Он жил в Париже третий месяц и свои посещения ресторана на улице Ройяль, где оркестр играл новомодные венские арии, считал не только неустойчивостью, а падением. Совесть подсказывала ему, что именно следовало делать: работать, заняться физическим трудом, а для этого, избрав какое-нибудь ремесло, сначала поступить в обучение. И он никак не мог убедить себя, что это утопический и неосуществимый замысел, — ведь перед его глазами оказался живой пример: один из его знакомых, юноша американец, отрекся от богатой родни и теперь работал на заводе.
«И я не имею права, — размышлял Пьер, — успокаивать себя некоторыми доводами, даже если в них есть крупица здравого смысла. Я не могу говорить; «Первый долг человека, — как можно лучше употребить свои природные дарования», или, например, утешать себя такими соображениями: «Я ведь окажу рабочему классу гораздо больше пользы, если останусь самим собой». Мне нельзя приводить такого рода аргументы, даже если б они были и справедливы, потому что на самом-то деле вовсе не эти доводы убеждают меня, а просто я уступаю своему складу характера, любви к комфорту (в той мере, в какой он не мешает умственной жизни и даже благоприятствует работе мысли), уступаю своей любви к независимости; свыше сил моих подчиняться грубым приказам, терпеть ругань хозяина или старшего мастера, тогда как я имею материальную возможность послать всяких начальников к черту. Через два года мне отбывать воинскую повинность, тогда уже я покорно буду переносить оскорбления какого-нибудь сержанта, вынужден буду их терпеть… А теперь ведь я все равно ежемесячно получаю чек и даже не знаю, откуда берутся деньги: квартирная ли это плата с жильцов, проценты ли с ренты или акции какого-нибудь промышленного предприятия… Я реализую чек и живу на эти деньги…»

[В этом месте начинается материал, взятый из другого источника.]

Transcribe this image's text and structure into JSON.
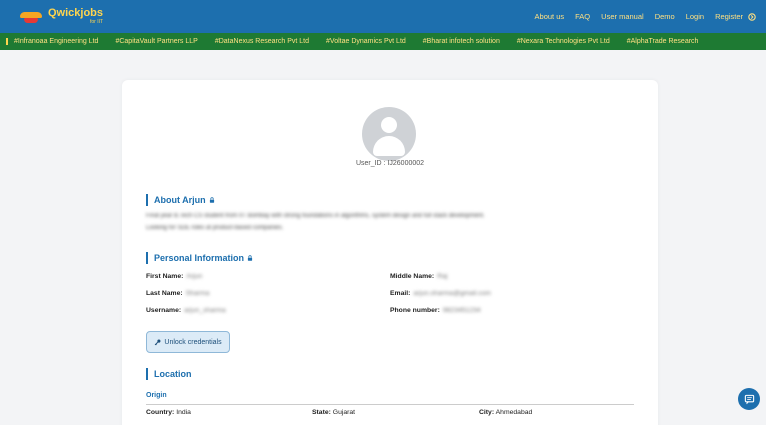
{
  "brand": {
    "name": "Qwickjobs",
    "tagline": "for IIT"
  },
  "nav": {
    "links": [
      "About us",
      "FAQ",
      "User manual",
      "Demo",
      "Login",
      "Register"
    ]
  },
  "ticker": [
    "#Infranoaa Engineering Ltd",
    "#CapitaVault Partners LLP",
    "#DataNexus Research Pvt Ltd",
    "#Voltae Dynamics Pvt Ltd",
    "#Bharat infotech solution",
    "#Nexara Technologies Pvt Ltd",
    "#AlphaTrade Research"
  ],
  "profile": {
    "user_id": "User_ID : IJ26000002",
    "about_title": "About Arjun",
    "about_text_line1": "Final year B.Tech CS student from IIT Bombay with strong foundations in algorithms, system design and full stack development.",
    "about_text_line2": "Looking for SDE roles at product-based companies."
  },
  "personal": {
    "title": "Personal Information",
    "first_name_label": "First Name:",
    "first_name": "Arjun",
    "middle_name_label": "Middle Name:",
    "middle_name": "Raj",
    "last_name_label": "Last Name:",
    "last_name": "Sharma",
    "email_label": "Email:",
    "email": "arjun.sharma@gmail.com",
    "username_label": "Username:",
    "username": "arjun_sharma",
    "phone_label": "Phone number:",
    "phone": "9823451234"
  },
  "unlock_button": "Unlock credentials",
  "location": {
    "title": "Location",
    "origin_label": "Origin",
    "country_label": "Country:",
    "country": "India",
    "state_label": "State:",
    "state": "Gujarat",
    "city_label": "City:",
    "city": "Ahmedabad"
  },
  "colors": {
    "primary": "#1d6fae",
    "ticker_bg": "#1e7a33",
    "accent_text": "#ffe082",
    "page_bg": "#f3f4f6"
  },
  "icons": {
    "logo": "qwickjobs-logo",
    "login": "login-icon",
    "lock": "lock-icon",
    "key": "key-icon",
    "chat": "chat-icon"
  }
}
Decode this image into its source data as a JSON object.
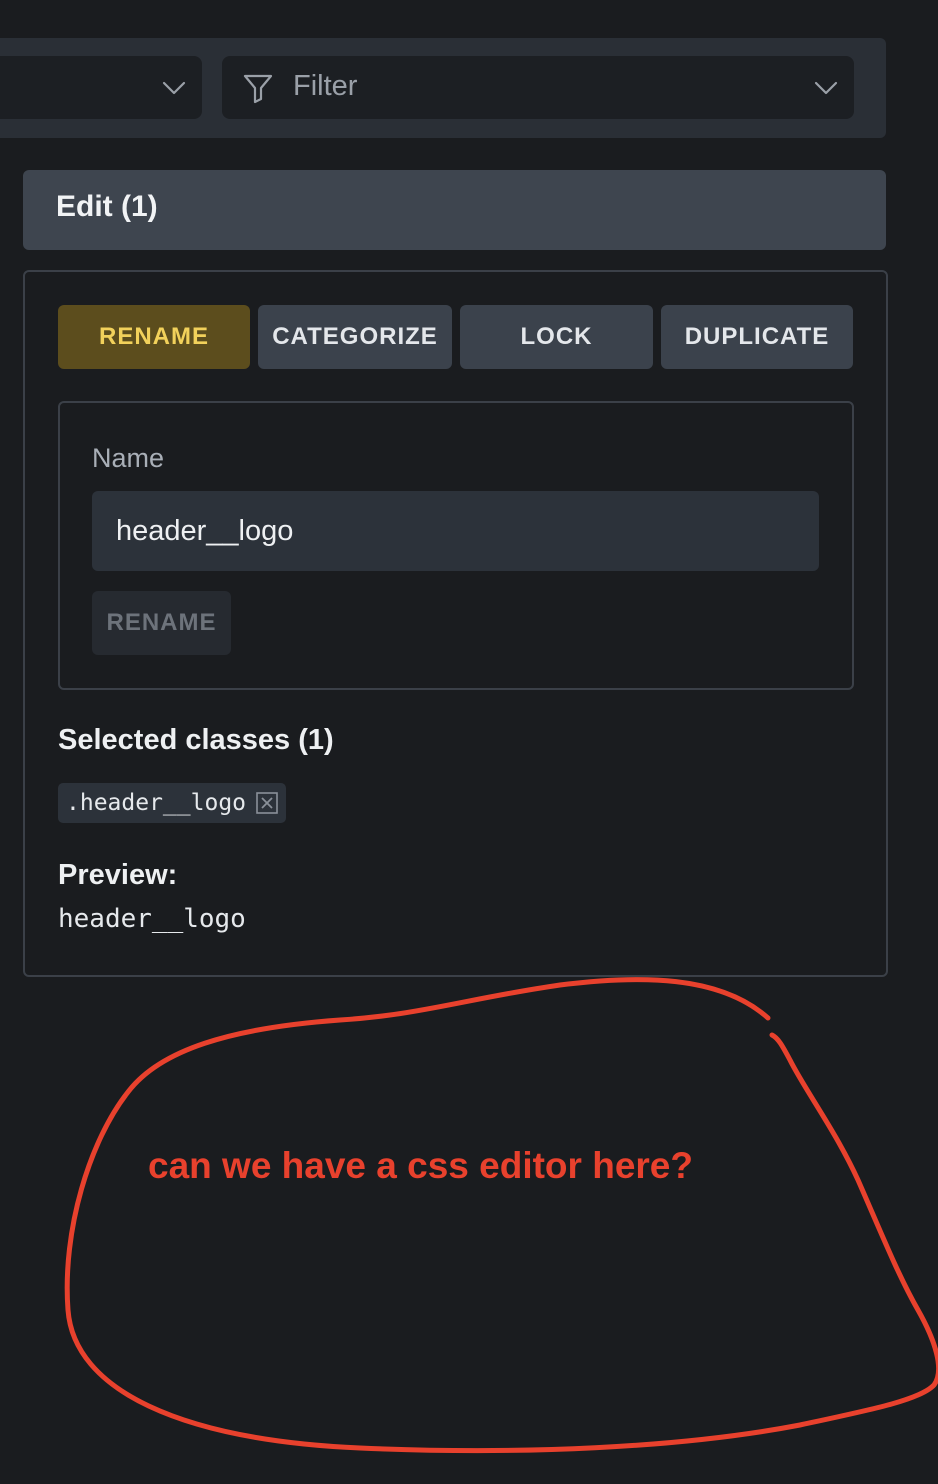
{
  "toolbar": {
    "filter_placeholder": "Filter",
    "icons": [
      "chevron-down-icon",
      "filter-icon"
    ]
  },
  "edit_section": {
    "title": "Edit (1)",
    "actions": {
      "rename": "RENAME",
      "categorize": "CATEGORIZE",
      "lock": "LOCK",
      "duplicate": "DUPLICATE"
    },
    "active_action": "rename",
    "rename_form": {
      "label": "Name",
      "value": "header__logo",
      "submit_label": "RENAME"
    },
    "selected_classes": {
      "title": "Selected classes (1)",
      "items": [
        ".header__logo"
      ]
    },
    "preview": {
      "title": "Preview:",
      "value": "header__logo"
    }
  },
  "annotation": {
    "text": "can we have a css editor here?",
    "color": "#e8412d"
  },
  "colors": {
    "background": "#1a1c1f",
    "accent_button_bg": "#5c4d1d",
    "accent_button_text": "#f2d15b"
  }
}
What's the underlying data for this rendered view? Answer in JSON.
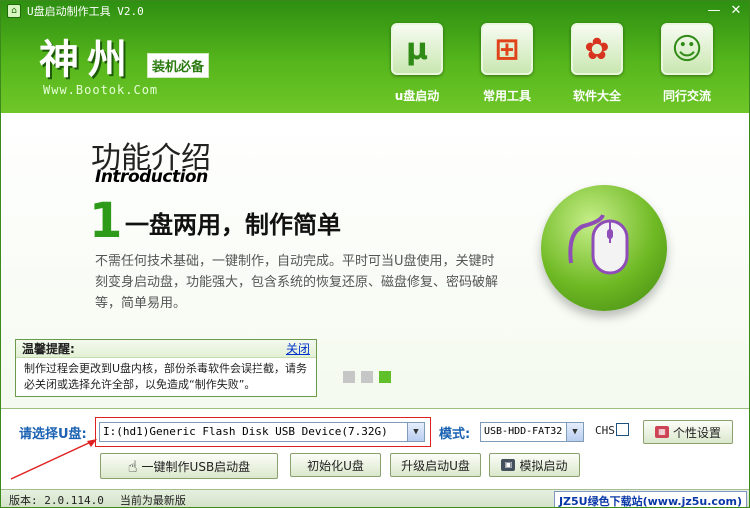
{
  "window": {
    "title": "U盘启动制作工具 V2.0",
    "minimize": "—",
    "close": "✕"
  },
  "brand": {
    "logo": "神州",
    "tag": "装机必备",
    "url": "Www.Bootok.Com"
  },
  "nav": [
    {
      "label": "u盘启动",
      "icon": "utorrent-icon",
      "glyph": "μ"
    },
    {
      "label": "常用工具",
      "icon": "windows-icon",
      "glyph": "⊞"
    },
    {
      "label": "软件大全",
      "icon": "picasa-icon",
      "glyph": "✿"
    },
    {
      "label": "同行交流",
      "icon": "chat-icon",
      "glyph": "☺"
    }
  ],
  "feature": {
    "heading": "功能介绍",
    "heading_en": "Introduction",
    "number": "1",
    "headline": "一盘两用，制作简单",
    "description": "不需任何技术基础，一键制作，自动完成。平时可当U盘使用，关键时刻变身启动盘，功能强大，包含系统的恢复还原、磁盘修复、密码破解等，简单易用。"
  },
  "tip": {
    "title": "温馨提醒:",
    "close": "关闭",
    "body": "制作过程会更改到U盘内核，部份杀毒软件会误拦截，请务必关闭或选择允许全部，以免造成“制作失败”。"
  },
  "carousel": {
    "count": 3,
    "active": 3
  },
  "controls": {
    "select_label": "请选择U盘:",
    "device_value": "I:(hd1)Generic Flash Disk USB Device(7.32G)",
    "mode_label": "模式:",
    "mode_value": "USB-HDD-FAT32",
    "chs_label": "CHS",
    "chs_checked": false,
    "personal_label": "个性设置",
    "make_label": "一键制作USB启动盘",
    "init_label": "初始化U盘",
    "upgrade_label": "升级启动U盘",
    "simulate_label": "模拟启动"
  },
  "status": {
    "version": "版本: 2.0.114.0",
    "update": "当前为最新版",
    "watermark": "JZ5U绿色下载站(www.jz5u.com)"
  },
  "colors": {
    "brand_green": "#56b61c",
    "label_blue": "#1b62b2",
    "highlight_red": "#e02020"
  }
}
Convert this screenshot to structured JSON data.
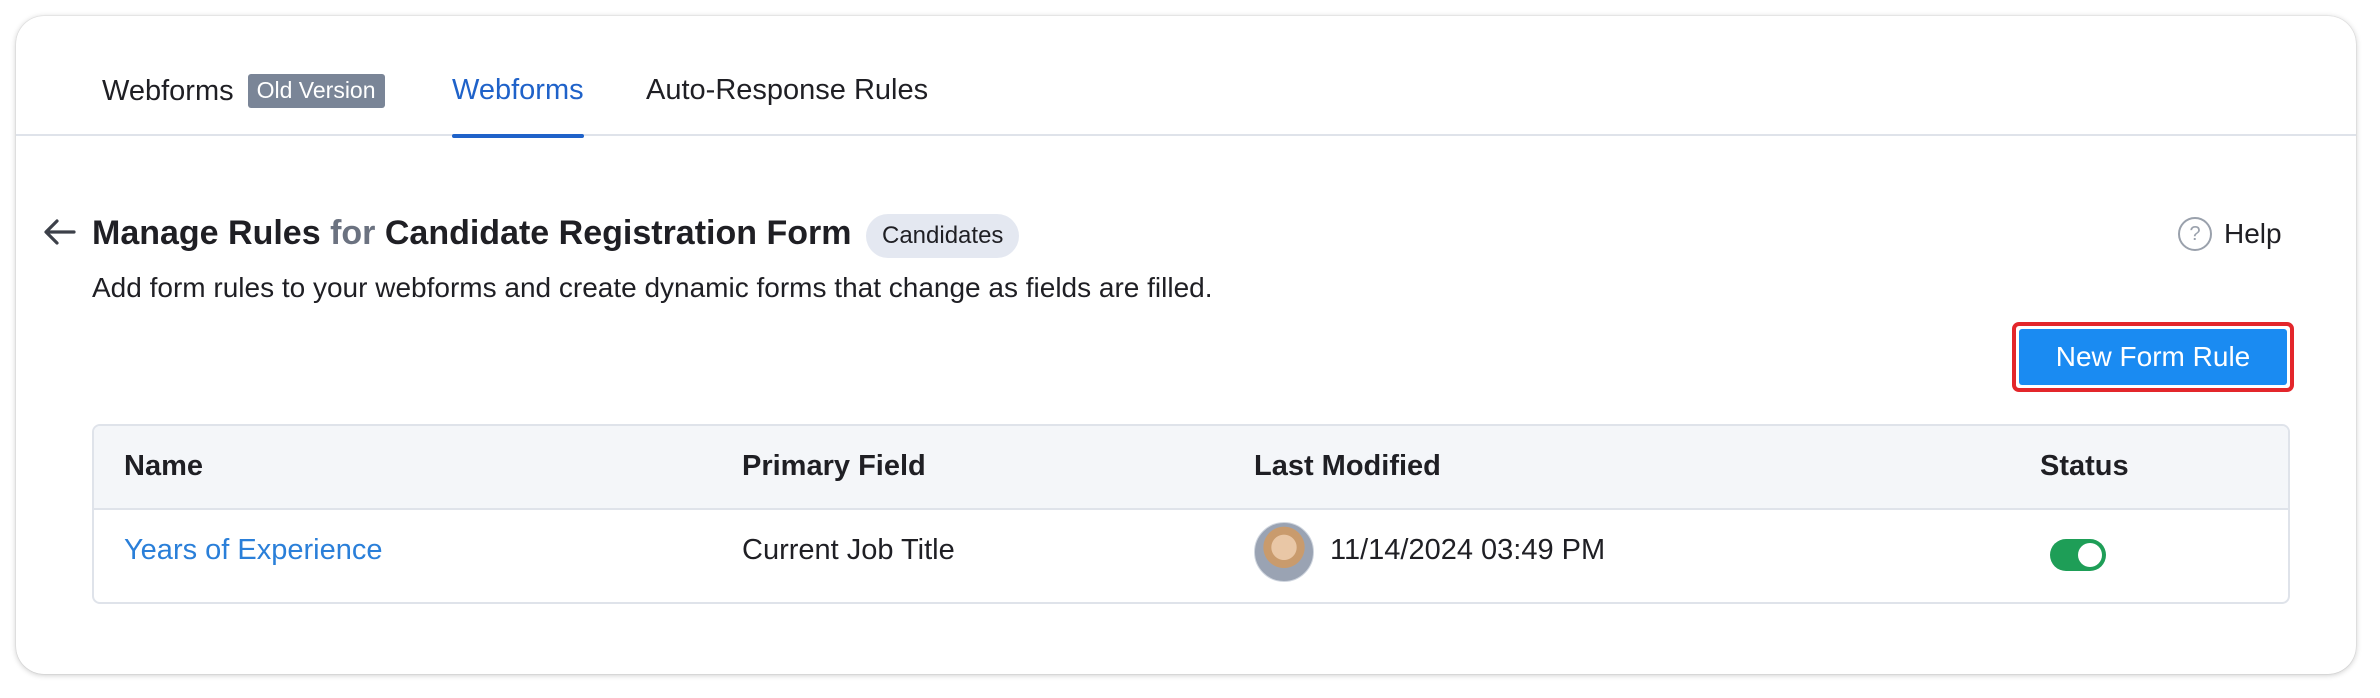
{
  "tabs": {
    "webforms_old": {
      "label": "Webforms",
      "badge": "Old Version"
    },
    "webforms": {
      "label": "Webforms"
    },
    "auto_response": {
      "label": "Auto-Response Rules"
    }
  },
  "header": {
    "title_part1": "Manage Rules",
    "title_for": "for",
    "title_part2": "Candidate Registration Form",
    "module_badge": "Candidates",
    "subtitle": "Add form rules to your webforms and create dynamic forms that change as fields are filled.",
    "help_icon_glyph": "?",
    "help_label": "Help"
  },
  "toolbar": {
    "new_rule_label": "New Form Rule"
  },
  "table": {
    "columns": [
      "Name",
      "Primary Field",
      "Last Modified",
      "Status"
    ],
    "rows": [
      {
        "name": "Years of Experience",
        "primary_field": "Current Job Title",
        "last_modified": "11/14/2024 03:49 PM",
        "status_enabled": true
      }
    ]
  },
  "colors": {
    "accent_blue": "#1f62c9",
    "button_blue": "#1a8bf2",
    "highlight_red": "#e3262b",
    "toggle_green": "#1e9e57",
    "link_blue": "#2a7fd9"
  }
}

Да, но разве нет у него дарования? Признаться в этом самому себе нисколько не смешно. Стоило тому молодому американцу прочесть «Атиса и Кибелу», как он стал восторженно говорить об этой поэме товарищам, и вокруг нее уже поднялся некоторый шум. И Пьер уверял себя, что у него только один долг, одна-единственная обязанность: не заглушить своего дарования, дать выход песне, что рвется из груди, как мощная подземная сила, как лава в пробудившемся вулкане. Ведь это нисколько не помешает ему быть на стороне бедных… Вот нелепая мысль! Этой самой «стороны бедных» не существует; а есть два способа эксплуатировать бедных — справа и слева. Стать самому эксплуатируемым для того, чтобы не оказаться в числе эксплуататоров? Нет, это свыше сил! Для человека верующего как будто еще остается выход: пойти в священники или надеть монашескую рясу. Но найдется ли на свете хоть один орден нищенствующих монахов, но только по-настоящему, буквально нищенствующих? А что значит твоя личная бедность, если ты вступил в могущественное и богатое сообщество?… А потом, вот еще что — надо ведь хранить целомудрие… Как у него обстоит с этим дело? То он считал себя преступником, то, наоборот, умилялся, что у него так незначительны, так слабы легкие вспышки чувственности. Он не мог помешать себе внимательно прислушиваться ко всему, что с ним происходило в этой области: случалось, что тот или иной день жизни бывал запятнан, омрачен, запачкан позорным актом, хотя и совершенным без свидетелей и не имевшим с житейской точки зрения последствий. Одно мгновение слабости нарушало, разбивало так много долгих и плодотворных стремлений к душевному благородству. Каких великих усилий в борьбе с самим собой стоит воздвигнуть плотину, сдерживающую мутные воды, — и вдруг они поднимаются, бурлят, и уже никаким силам человеческим и божеским не остановить их бешеного напора. Пьер убеждал себя, что придавать серьезное значение мелочам такого рода — сущее безумие, и все же не сомневался, что они, эти мелкие грехи, действительно имеют серьезное значение, по крайней мере для него: малейшие проступки отражались на самой его глубинной, внутренней жизни. Он допускал мысль, что для других людей это пустяки, не идущие в счет, и радовался за них, что они не тревожатся из-за этого, но сам судил себя по своим собственным строгим законам.